Asking the PTAB to terminate their requests solves the following major problems that can occur for New Bay:
- One of the three cases stemming from VirnetX's subpoena to unveil the real party of interest against New Bay has been recommended to be transferred from Florida to Texas. The same Judge is overseeing all of the company's pending litigation.
- Collateral estoppel applies to New Bay's request. New Bay is challenging only the patent claims that Apple faced at trial. If New Bay is ruled against, collateral estoppel would prevent these issues from being re-tried, specifically IPRs of these patents claims.
- Judge Davis will now be able to look into the motives behind New Bay's requests, and see that their motives are solely financially based.
- They would not be subject to discovery - so if there is a link to Apple, it would not be discovered. (Keep in mind Apple may not be linked, and it could be a hedge fund or other party).
This is a victory for VirnetX as New Bay's IPRs targeting only the patent claims that Apple faced at trial will likely be terminated. Moreover, if granted then Apple will not be able to join the terminated IPR requests and will have to face the fact that their IPR requests are over the limit, and likely not applicable. Moreover, the possible termination of New Bay's IPRs would remove any shot of invalidating the patents through this course by New Bay or Apple - since if granted Apple cannot co-join and would have to face the time related hurdle first.
New Bay's intentions were shady, and did not quite add up. To me, I see New Bay asking the PTAB to terminate their requests as a means to avoid discovery by Judge Davis in Texas that would reveal any link to Apple, since they occurred after being sent back to the magistrate judge that recommend that they be transferred in the first place.
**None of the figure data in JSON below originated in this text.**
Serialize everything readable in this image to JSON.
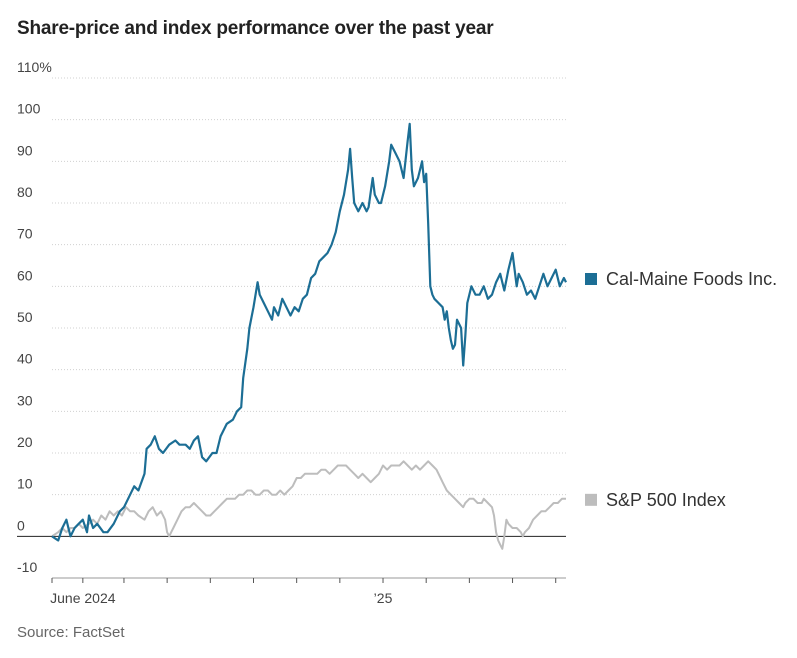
{
  "title": "Share-price and index performance over the past year",
  "source": "Source: FactSet",
  "chart_data": {
    "type": "line",
    "x_domain": [
      0,
      250
    ],
    "ylim": [
      -10,
      110
    ],
    "y_ticks": [
      -10,
      0,
      10,
      20,
      30,
      40,
      50,
      60,
      70,
      80,
      90,
      100,
      110
    ],
    "y_tick_labels": [
      "-10",
      "0",
      "10",
      "20",
      "30",
      "40",
      "50",
      "60",
      "70",
      "80",
      "90",
      "100",
      "110%"
    ],
    "x_tick_positions": [
      0,
      15,
      35,
      56,
      77,
      98,
      119,
      140,
      161,
      182,
      203,
      224,
      245
    ],
    "x_labels": [
      {
        "text": "June 2024",
        "x": 15
      },
      {
        "text": "’25",
        "x": 161
      }
    ],
    "series": [
      {
        "name": "Cal-Maine Foods Inc.",
        "color": "#1c6e95",
        "points": [
          [
            0,
            0
          ],
          [
            3,
            -1
          ],
          [
            5,
            2
          ],
          [
            7,
            4
          ],
          [
            8,
            2
          ],
          [
            9,
            0
          ],
          [
            11,
            2
          ],
          [
            13,
            3
          ],
          [
            15,
            4
          ],
          [
            17,
            1
          ],
          [
            18,
            5
          ],
          [
            20,
            2
          ],
          [
            22,
            3
          ],
          [
            25,
            1
          ],
          [
            27,
            1
          ],
          [
            30,
            3
          ],
          [
            33,
            6
          ],
          [
            35,
            7
          ],
          [
            37,
            9
          ],
          [
            38,
            10
          ],
          [
            40,
            12
          ],
          [
            42,
            11
          ],
          [
            45,
            15
          ],
          [
            46,
            21
          ],
          [
            48,
            22
          ],
          [
            50,
            24
          ],
          [
            52,
            21
          ],
          [
            54,
            20
          ],
          [
            57,
            22
          ],
          [
            60,
            23
          ],
          [
            62,
            22
          ],
          [
            65,
            22
          ],
          [
            67,
            21
          ],
          [
            69,
            23
          ],
          [
            71,
            24
          ],
          [
            73,
            19
          ],
          [
            75,
            18
          ],
          [
            78,
            20
          ],
          [
            80,
            20
          ],
          [
            82,
            24
          ],
          [
            85,
            27
          ],
          [
            88,
            28
          ],
          [
            90,
            30
          ],
          [
            92,
            31
          ],
          [
            93,
            38
          ],
          [
            95,
            45
          ],
          [
            96,
            50
          ],
          [
            98,
            55
          ],
          [
            100,
            61
          ],
          [
            101,
            58
          ],
          [
            103,
            56
          ],
          [
            105,
            54
          ],
          [
            107,
            52
          ],
          [
            108,
            55
          ],
          [
            110,
            53
          ],
          [
            112,
            57
          ],
          [
            114,
            55
          ],
          [
            116,
            53
          ],
          [
            118,
            55
          ],
          [
            120,
            54
          ],
          [
            122,
            57
          ],
          [
            124,
            58
          ],
          [
            126,
            62
          ],
          [
            128,
            63
          ],
          [
            130,
            66
          ],
          [
            132,
            67
          ],
          [
            134,
            68
          ],
          [
            136,
            70
          ],
          [
            138,
            73
          ],
          [
            140,
            78
          ],
          [
            142,
            82
          ],
          [
            144,
            88
          ],
          [
            145,
            93
          ],
          [
            146,
            86
          ],
          [
            147,
            80
          ],
          [
            149,
            78
          ],
          [
            151,
            80
          ],
          [
            153,
            78
          ],
          [
            154,
            79
          ],
          [
            156,
            86
          ],
          [
            157,
            82
          ],
          [
            159,
            80
          ],
          [
            160,
            80
          ],
          [
            162,
            84
          ],
          [
            164,
            90
          ],
          [
            165,
            94
          ],
          [
            167,
            92
          ],
          [
            169,
            90
          ],
          [
            171,
            86
          ],
          [
            173,
            95
          ],
          [
            174,
            99
          ],
          [
            175,
            88
          ],
          [
            176,
            84
          ],
          [
            178,
            86
          ],
          [
            180,
            90
          ],
          [
            181,
            85
          ],
          [
            182,
            87
          ],
          [
            183,
            75
          ],
          [
            184,
            60
          ],
          [
            185,
            58
          ],
          [
            186,
            57
          ],
          [
            188,
            56
          ],
          [
            190,
            55
          ],
          [
            191,
            52
          ],
          [
            192,
            54
          ],
          [
            193,
            50
          ],
          [
            194,
            47
          ],
          [
            195,
            45
          ],
          [
            196,
            46
          ],
          [
            197,
            52
          ],
          [
            199,
            50
          ],
          [
            200,
            41
          ],
          [
            201,
            48
          ],
          [
            202,
            56
          ],
          [
            204,
            60
          ],
          [
            206,
            58
          ],
          [
            208,
            58
          ],
          [
            210,
            60
          ],
          [
            212,
            57
          ],
          [
            214,
            58
          ],
          [
            216,
            61
          ],
          [
            217,
            62
          ],
          [
            218,
            63
          ],
          [
            220,
            59
          ],
          [
            222,
            64
          ],
          [
            224,
            68
          ],
          [
            226,
            60
          ],
          [
            227,
            63
          ],
          [
            229,
            61
          ],
          [
            231,
            58
          ],
          [
            233,
            59
          ],
          [
            235,
            57
          ],
          [
            237,
            60
          ],
          [
            239,
            63
          ],
          [
            241,
            60
          ],
          [
            243,
            62
          ],
          [
            245,
            64
          ],
          [
            247,
            60
          ],
          [
            249,
            62
          ],
          [
            250,
            61
          ]
        ]
      },
      {
        "name": "S&P 500 Index",
        "color": "#bdbdbd",
        "points": [
          [
            0,
            0
          ],
          [
            3,
            1
          ],
          [
            5,
            2
          ],
          [
            7,
            1
          ],
          [
            9,
            2
          ],
          [
            11,
            2
          ],
          [
            13,
            3
          ],
          [
            15,
            2
          ],
          [
            18,
            3
          ],
          [
            20,
            4
          ],
          [
            22,
            3
          ],
          [
            24,
            5
          ],
          [
            26,
            4
          ],
          [
            28,
            6
          ],
          [
            30,
            5
          ],
          [
            32,
            6
          ],
          [
            34,
            5
          ],
          [
            36,
            7
          ],
          [
            38,
            6
          ],
          [
            40,
            6
          ],
          [
            42,
            5
          ],
          [
            45,
            4
          ],
          [
            47,
            6
          ],
          [
            49,
            7
          ],
          [
            51,
            5
          ],
          [
            53,
            6
          ],
          [
            55,
            4
          ],
          [
            56,
            1
          ],
          [
            57,
            0
          ],
          [
            58,
            1
          ],
          [
            59,
            2
          ],
          [
            61,
            4
          ],
          [
            63,
            6
          ],
          [
            65,
            7
          ],
          [
            67,
            7
          ],
          [
            69,
            8
          ],
          [
            71,
            7
          ],
          [
            73,
            6
          ],
          [
            75,
            5
          ],
          [
            77,
            5
          ],
          [
            79,
            6
          ],
          [
            81,
            7
          ],
          [
            83,
            8
          ],
          [
            85,
            9
          ],
          [
            87,
            9
          ],
          [
            89,
            9
          ],
          [
            91,
            10
          ],
          [
            93,
            10
          ],
          [
            95,
            11
          ],
          [
            97,
            11
          ],
          [
            99,
            10
          ],
          [
            101,
            10
          ],
          [
            103,
            11
          ],
          [
            105,
            11
          ],
          [
            107,
            10
          ],
          [
            109,
            10
          ],
          [
            111,
            11
          ],
          [
            113,
            10
          ],
          [
            115,
            11
          ],
          [
            117,
            12
          ],
          [
            119,
            14
          ],
          [
            121,
            14
          ],
          [
            123,
            15
          ],
          [
            125,
            15
          ],
          [
            127,
            15
          ],
          [
            129,
            15
          ],
          [
            131,
            16
          ],
          [
            133,
            16
          ],
          [
            135,
            15
          ],
          [
            137,
            16
          ],
          [
            139,
            17
          ],
          [
            141,
            17
          ],
          [
            143,
            17
          ],
          [
            145,
            16
          ],
          [
            147,
            15
          ],
          [
            149,
            14
          ],
          [
            151,
            15
          ],
          [
            153,
            14
          ],
          [
            155,
            13
          ],
          [
            157,
            14
          ],
          [
            159,
            15
          ],
          [
            161,
            17
          ],
          [
            163,
            16
          ],
          [
            165,
            17
          ],
          [
            167,
            17
          ],
          [
            169,
            17
          ],
          [
            171,
            18
          ],
          [
            173,
            17
          ],
          [
            175,
            16
          ],
          [
            177,
            17
          ],
          [
            179,
            16
          ],
          [
            181,
            17
          ],
          [
            183,
            18
          ],
          [
            185,
            17
          ],
          [
            187,
            16
          ],
          [
            189,
            14
          ],
          [
            190,
            13
          ],
          [
            192,
            11
          ],
          [
            194,
            10
          ],
          [
            196,
            9
          ],
          [
            198,
            8
          ],
          [
            200,
            7
          ],
          [
            201,
            8
          ],
          [
            203,
            9
          ],
          [
            205,
            9
          ],
          [
            207,
            8
          ],
          [
            209,
            8
          ],
          [
            210,
            9
          ],
          [
            212,
            8
          ],
          [
            214,
            7
          ],
          [
            215,
            5
          ],
          [
            216,
            1
          ],
          [
            217,
            -1
          ],
          [
            218,
            -2
          ],
          [
            219,
            -3
          ],
          [
            220,
            0
          ],
          [
            221,
            4
          ],
          [
            222,
            3
          ],
          [
            224,
            2
          ],
          [
            226,
            2
          ],
          [
            228,
            1
          ],
          [
            229,
            0
          ],
          [
            230,
            1
          ],
          [
            232,
            2
          ],
          [
            234,
            4
          ],
          [
            236,
            5
          ],
          [
            238,
            6
          ],
          [
            240,
            6
          ],
          [
            242,
            7
          ],
          [
            244,
            8
          ],
          [
            246,
            8
          ],
          [
            248,
            9
          ],
          [
            250,
            9
          ]
        ]
      }
    ]
  }
}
This motion has not yet been granted, as there is a conference call scheduled for October 29 with the board to discuss the matter. There is no guarantee that Apple is involved at all, this is just speculation, although the possible termination of these IPR requests removes the risk related with the remote victory by New Bay. I say remote due to many factors in my previous article, especially due to the fictional descriptions of Kiuchi that New Bay proposed in their requests. This is a small victory for VirnetX, in the story that continues to develop each day.
VirnetX still has the option to oppose the motion, and let it go (assuming that the magistrate judge holds to his opinion) to Judge Davis in Texas for possible discovery. Although I do not think VirnetX wants to waste their time, and will likely just want to throw this under the rug. If not Apple, New Bay could have been a hedge-fund with a short position that could have made a lot of money during the initial news - although on the investors side, the termination of these IPR requests are a win.
In other news, Apple has filed their appeal against VirnetX, I am awaiting the expert attorneys at McKool Smith to respond to the 468 page document, that seems to me to be a rehash of the original trial proceedings. Federal appellate briefs are supposed to be concise with a few points involved, not a shotgun approach including anything and everything. To end with some food for thought on Apple's appeal, Daniel Robert Schramm sums of this point nicely in his article:
Be Selective in Identifying the Issues for Appeal: The appellate lawyer's ability to identify winnable issues is critical to the success of any appeal. You never want to take a "shotgun" approach. Instead, you should be selective and present only those issues on which you have a reasonable chance of winning.
VirnetX is now in the driver's seat with regard to New Bay, they can either let it go or oppose it and seek discovery - likely in Texas. Also, VirnetX also has the option to seek discovery on New Bay's merits in the Eastern District of Texas, even if they agree and let the PTAB terminate these IPR requests. Moreover, McKool Smith's reply to Apple's appeal will be an extremely interesting read.
Additional disclosure: This article is informational and investors should always contact a financial professional before executing any trades or investments.